Nötigungsverdacht
Staatsanwaltschaft ermittelt gegen ORF-Stiftungsratschef Lederer

| Redaktion 
| 06.08.2026

Im Zentrum steht ein Telefonat mit dem damaligen Generaldirektor Roland Weißmann, das im Zusammenhang mit der Generalswahl 2026 geführt wurde. Es gilt die Unschuldsvermutung.

Die Staatsanwaltschaft Wien hat Ermittlungen gegen den Vorsitzenden des ORF-Stiftungsrats, Heinz Lederer, aufgenommen. Bestätigt wurde, dass gegen ihn wegen des Anfangsverdachts der Nötigung ermittelt wird. Zu den Hintergründen des Verfahrens machte die Behörde keine weiteren Angaben. Für Lederer gilt die Unschuldsvermutung.

Telefonate mit Weißmann im Mittelpunkt 

Ausgangspunkt der Ermittlungen ist laut Berichten der Kronen Zeitung ein Telefonat zwischen Lederer und dem damaligen ORF-Generaldirektor Roland Weißmann im Frühjahr 2025. Weißmann wollte sich zu diesem Zeitpunkt um eine weitere Amtszeit bewerben. 

Dem Bericht zufolge soll Lederer Forderungen zu Personalbesetzungen und Produktionsaufträgen mit der für 2026 anstehenden Wahl des:der Generaldirektors:in verknüpft haben. Das Gespräch wurde laut den Medienberichten nicht aufgezeichnet, sondern von Weißmann und einem Mitarbeiter schriftlich protokolliert. In den Berichten wird zudem die Aussage zitiert: "Das war's dann mit dem General!"

Lederer verweist auf gesetzliche Aufgaben

Lederer äußerte sich laut einer von der Krone zitierten Stellungnahme zu den Ermittlungen. Darin betont er, dass es zu den Aufgaben von Stiftungsräten und insbesondere des Vorsitzenden gehöre, sich mit dem:der Generaldirektor:in über strategische personelle und budgetäre Fragen auszutauschen. Operative Entscheidungen seien hingegen ausschließlich von der Geschäftsführung zu treffen. Zu Inhalt und Zeitpunkt seiner Gespräche mit dem Generaldirektor äußerte sich Lederer unter Hinweis auf die im ORF-Gesetz festgelegte Verschwiegenheitspflicht nicht.

Arbeitsrechtsprozess beginnt kommende Woche

In der kommenden Woche beginnt der Arbeitsprozess, mit dem der ehemalige Generaldirektor Roland Weißmann seine Entlassung durch den ORF anfechtet. Laut einem Bericht des Kurier erklärte Lederer, Weißmann versuche damit seine eigene Position zu verbessern und schrecke nicht davor zurück, andere zu belasten.

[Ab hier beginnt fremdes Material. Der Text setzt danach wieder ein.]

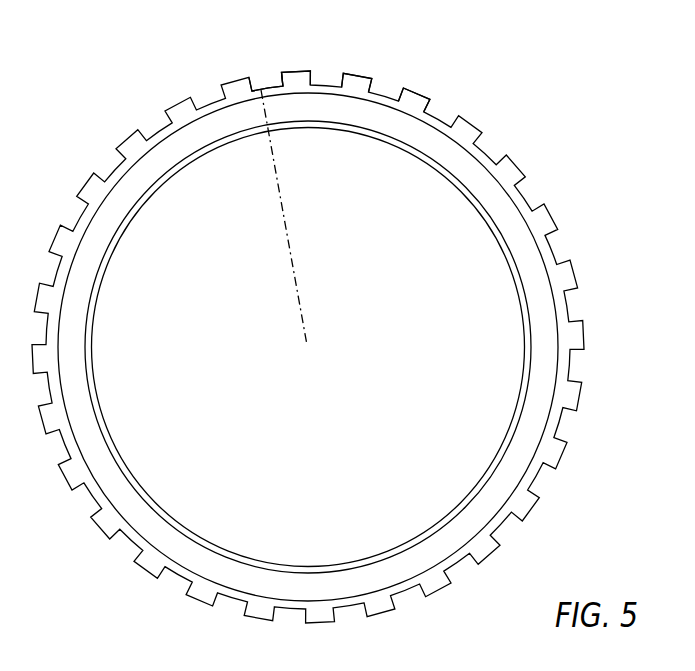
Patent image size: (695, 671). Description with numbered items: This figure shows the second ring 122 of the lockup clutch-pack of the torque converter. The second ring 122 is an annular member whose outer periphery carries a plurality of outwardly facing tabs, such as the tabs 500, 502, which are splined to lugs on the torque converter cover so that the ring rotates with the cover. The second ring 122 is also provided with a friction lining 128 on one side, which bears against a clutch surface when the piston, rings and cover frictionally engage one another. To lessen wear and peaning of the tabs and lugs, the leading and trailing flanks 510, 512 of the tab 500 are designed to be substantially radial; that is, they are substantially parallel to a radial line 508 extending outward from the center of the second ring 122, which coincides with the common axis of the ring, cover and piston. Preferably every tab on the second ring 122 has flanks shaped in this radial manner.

The tab 500 is at (293, 68).
The tab 502 is at (410, 80).
The flank 510 is at (313, 77).
The flank 512 is at (277, 78).
The radial line 508 is at (288, 248).
The second ring 122 is at (494, 230).
The friction lining 128 is at (543, 378).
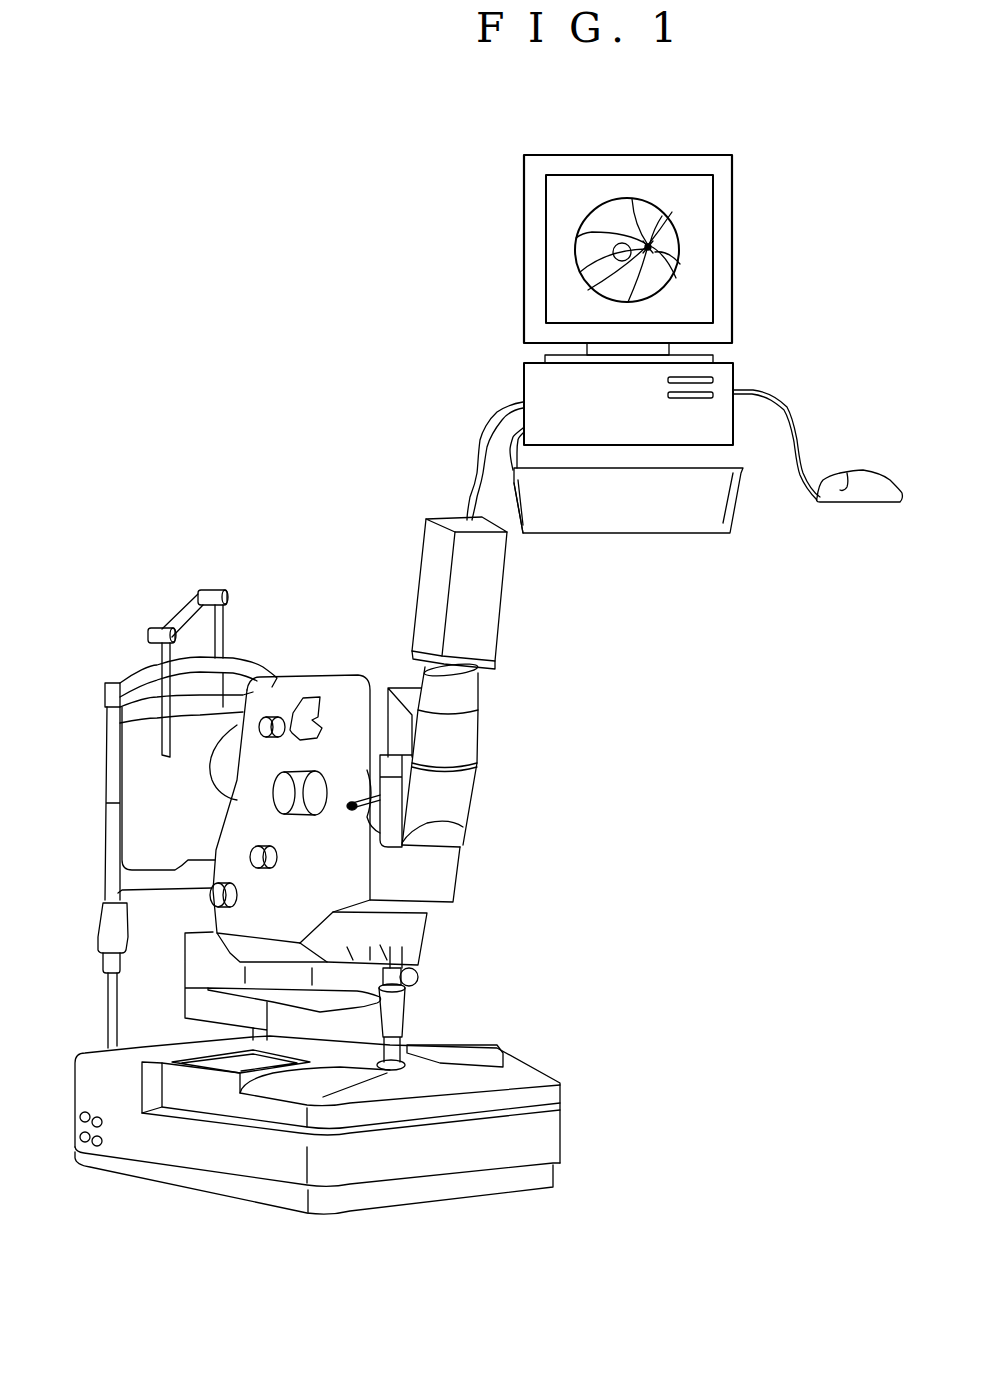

Weißmanns Anwalt Oliver Scherbaum wies diese Darstellung im Ö1-Mittagsjournal zurück. Sein Mandant habe Lederer nicht angezeigt, sondern bei einer Einvernahme der Staatsanwaltschaft lediglich von dem Telefonat berichtet. Wie die Ermittlungsbehörden an die Gesprächsnotizen sowie eine eidesstattliche Erklärung gelangten, ist laut Ö1 derzeit unklar.